Now don’t get me wrong, millennials are not set out to change everything or erase foundations of previous structures. Most of us are here to add icing to the cake or challenge specific ideas, myths, or theories that no longer fit modern ideas or people.
The formal dating structure probably worked for previous generations, and some millennials probably agree with some of the basics. However, it doesn’t apply to all and that is where millennials come in to challenge those ideas.
The former structure may remain intact, but a more comprehensive definition might replace the original meaning of what is and isn’t a healthy relationship, due to the many types of relationships people may find themselves in.
For example, a person who is in a polyamorous relationship might follow some basic “healthy relationship tips,” but they will eventually have to create their own module for the sake of their sanity. Since polyamory is not a western-hemisphere idea; of what a healthy relationship stands for, most information searched will be formatted from a monogamous perception.
All of that information is good until relationships get a little more complicated.
For instance, two people may agree upon a partnership and create a situation that may not sit right with them because they believe other people aren’t doing the same thing, but it is exactly what they want.
As a result, their partnership may end due to information that has already been correlated based off of others relationships dictating what are the rights and wrongs of being a couple.
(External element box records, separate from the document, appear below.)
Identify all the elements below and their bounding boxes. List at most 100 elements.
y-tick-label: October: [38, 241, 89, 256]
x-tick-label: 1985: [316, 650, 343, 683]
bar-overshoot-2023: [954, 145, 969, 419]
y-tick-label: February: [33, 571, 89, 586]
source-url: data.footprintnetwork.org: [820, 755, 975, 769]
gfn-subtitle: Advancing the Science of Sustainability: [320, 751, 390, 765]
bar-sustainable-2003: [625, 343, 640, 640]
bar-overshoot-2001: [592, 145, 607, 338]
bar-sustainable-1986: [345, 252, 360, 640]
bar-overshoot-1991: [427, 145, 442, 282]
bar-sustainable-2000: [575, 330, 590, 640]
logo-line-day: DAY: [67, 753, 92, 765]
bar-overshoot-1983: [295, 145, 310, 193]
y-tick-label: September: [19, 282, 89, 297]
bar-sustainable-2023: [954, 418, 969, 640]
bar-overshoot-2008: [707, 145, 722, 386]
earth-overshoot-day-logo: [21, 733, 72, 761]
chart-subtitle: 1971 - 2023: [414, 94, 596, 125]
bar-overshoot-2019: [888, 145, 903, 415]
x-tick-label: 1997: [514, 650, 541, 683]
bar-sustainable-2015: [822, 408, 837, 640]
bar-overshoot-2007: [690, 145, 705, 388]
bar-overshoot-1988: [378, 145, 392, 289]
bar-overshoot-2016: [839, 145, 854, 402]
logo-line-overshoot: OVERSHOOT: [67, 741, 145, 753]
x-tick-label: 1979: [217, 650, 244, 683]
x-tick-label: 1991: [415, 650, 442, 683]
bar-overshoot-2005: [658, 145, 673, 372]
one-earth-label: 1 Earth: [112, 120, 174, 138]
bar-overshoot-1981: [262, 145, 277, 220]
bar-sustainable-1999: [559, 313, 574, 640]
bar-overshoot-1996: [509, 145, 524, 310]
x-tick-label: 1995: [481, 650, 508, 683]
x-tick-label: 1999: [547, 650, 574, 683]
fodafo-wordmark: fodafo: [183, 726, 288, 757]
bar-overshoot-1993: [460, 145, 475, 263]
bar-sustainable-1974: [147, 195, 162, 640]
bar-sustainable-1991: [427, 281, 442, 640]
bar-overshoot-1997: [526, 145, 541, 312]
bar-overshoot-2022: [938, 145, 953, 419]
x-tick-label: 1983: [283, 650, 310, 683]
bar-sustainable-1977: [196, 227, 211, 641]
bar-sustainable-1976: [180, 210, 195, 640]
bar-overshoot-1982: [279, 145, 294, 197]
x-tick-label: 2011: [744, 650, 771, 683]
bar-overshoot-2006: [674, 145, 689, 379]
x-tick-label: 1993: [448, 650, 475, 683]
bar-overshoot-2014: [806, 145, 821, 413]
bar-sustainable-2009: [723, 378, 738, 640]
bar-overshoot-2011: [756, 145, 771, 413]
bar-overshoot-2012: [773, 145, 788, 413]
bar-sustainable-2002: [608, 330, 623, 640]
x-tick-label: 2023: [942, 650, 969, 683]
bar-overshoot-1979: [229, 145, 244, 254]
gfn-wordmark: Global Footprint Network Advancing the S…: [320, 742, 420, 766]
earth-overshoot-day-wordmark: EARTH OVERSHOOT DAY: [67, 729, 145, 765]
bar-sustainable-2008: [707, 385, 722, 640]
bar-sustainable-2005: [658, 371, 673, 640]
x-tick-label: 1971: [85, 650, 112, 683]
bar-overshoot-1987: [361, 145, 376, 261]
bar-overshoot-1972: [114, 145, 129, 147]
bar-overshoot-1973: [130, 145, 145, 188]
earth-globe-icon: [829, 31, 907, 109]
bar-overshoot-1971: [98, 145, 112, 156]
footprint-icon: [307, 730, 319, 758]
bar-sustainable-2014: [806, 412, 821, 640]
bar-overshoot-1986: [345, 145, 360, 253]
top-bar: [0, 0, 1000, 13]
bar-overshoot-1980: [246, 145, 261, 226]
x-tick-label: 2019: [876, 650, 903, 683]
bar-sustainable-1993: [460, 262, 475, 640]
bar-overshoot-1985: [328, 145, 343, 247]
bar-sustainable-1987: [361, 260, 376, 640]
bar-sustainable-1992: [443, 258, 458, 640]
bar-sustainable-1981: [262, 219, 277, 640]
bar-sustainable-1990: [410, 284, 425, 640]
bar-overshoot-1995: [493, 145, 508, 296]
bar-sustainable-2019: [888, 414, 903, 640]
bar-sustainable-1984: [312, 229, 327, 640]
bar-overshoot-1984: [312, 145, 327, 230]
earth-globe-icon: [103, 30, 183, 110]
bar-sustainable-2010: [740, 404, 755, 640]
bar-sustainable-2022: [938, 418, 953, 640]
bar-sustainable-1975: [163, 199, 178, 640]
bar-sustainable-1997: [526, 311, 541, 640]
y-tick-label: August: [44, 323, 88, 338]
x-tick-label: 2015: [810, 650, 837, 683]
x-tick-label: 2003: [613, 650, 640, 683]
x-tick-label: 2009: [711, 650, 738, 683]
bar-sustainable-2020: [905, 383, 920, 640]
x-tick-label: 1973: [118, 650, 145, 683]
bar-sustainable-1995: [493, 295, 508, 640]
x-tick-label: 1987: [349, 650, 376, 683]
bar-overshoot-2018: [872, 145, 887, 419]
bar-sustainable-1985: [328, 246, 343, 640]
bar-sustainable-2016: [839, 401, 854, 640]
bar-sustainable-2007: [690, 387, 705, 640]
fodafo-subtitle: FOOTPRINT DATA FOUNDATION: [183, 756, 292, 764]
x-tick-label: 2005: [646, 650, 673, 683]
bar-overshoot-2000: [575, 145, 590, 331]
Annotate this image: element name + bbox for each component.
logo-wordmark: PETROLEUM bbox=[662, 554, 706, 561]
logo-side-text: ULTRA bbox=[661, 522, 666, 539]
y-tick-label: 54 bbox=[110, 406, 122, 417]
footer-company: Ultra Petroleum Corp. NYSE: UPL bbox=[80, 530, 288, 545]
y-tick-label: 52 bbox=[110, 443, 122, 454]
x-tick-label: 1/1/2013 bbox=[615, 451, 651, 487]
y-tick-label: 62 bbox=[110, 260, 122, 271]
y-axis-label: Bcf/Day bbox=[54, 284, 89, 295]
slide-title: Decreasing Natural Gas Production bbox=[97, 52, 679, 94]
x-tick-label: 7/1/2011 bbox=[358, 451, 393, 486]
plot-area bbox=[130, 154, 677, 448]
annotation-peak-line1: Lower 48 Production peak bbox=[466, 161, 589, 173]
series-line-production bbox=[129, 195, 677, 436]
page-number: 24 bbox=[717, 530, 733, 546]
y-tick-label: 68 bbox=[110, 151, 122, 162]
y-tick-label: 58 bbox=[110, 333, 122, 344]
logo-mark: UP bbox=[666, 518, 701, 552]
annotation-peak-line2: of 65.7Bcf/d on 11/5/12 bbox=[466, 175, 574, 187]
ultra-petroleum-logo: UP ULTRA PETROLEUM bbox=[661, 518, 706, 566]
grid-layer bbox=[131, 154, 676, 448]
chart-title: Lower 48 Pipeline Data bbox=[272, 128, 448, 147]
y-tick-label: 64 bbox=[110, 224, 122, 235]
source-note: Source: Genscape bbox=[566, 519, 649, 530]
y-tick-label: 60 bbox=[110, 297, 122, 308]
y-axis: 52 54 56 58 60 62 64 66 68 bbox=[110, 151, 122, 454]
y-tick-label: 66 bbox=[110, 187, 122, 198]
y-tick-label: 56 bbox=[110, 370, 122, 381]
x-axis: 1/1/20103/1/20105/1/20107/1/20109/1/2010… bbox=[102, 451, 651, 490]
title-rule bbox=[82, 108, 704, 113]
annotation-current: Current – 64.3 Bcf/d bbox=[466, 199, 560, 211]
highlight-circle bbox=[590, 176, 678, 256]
The structure tends to make people forget couples can create their own set of rules in their relationship and forget the rest, as long as there is consent, happiness, and no abuse involved.
In conclusion, as long as the members of the relationship agree with what makes their particular relationship work, and nobody is getting hurt due to other people desires, then there shouldn’t be a set of rules to follow, or laws holding people back from love.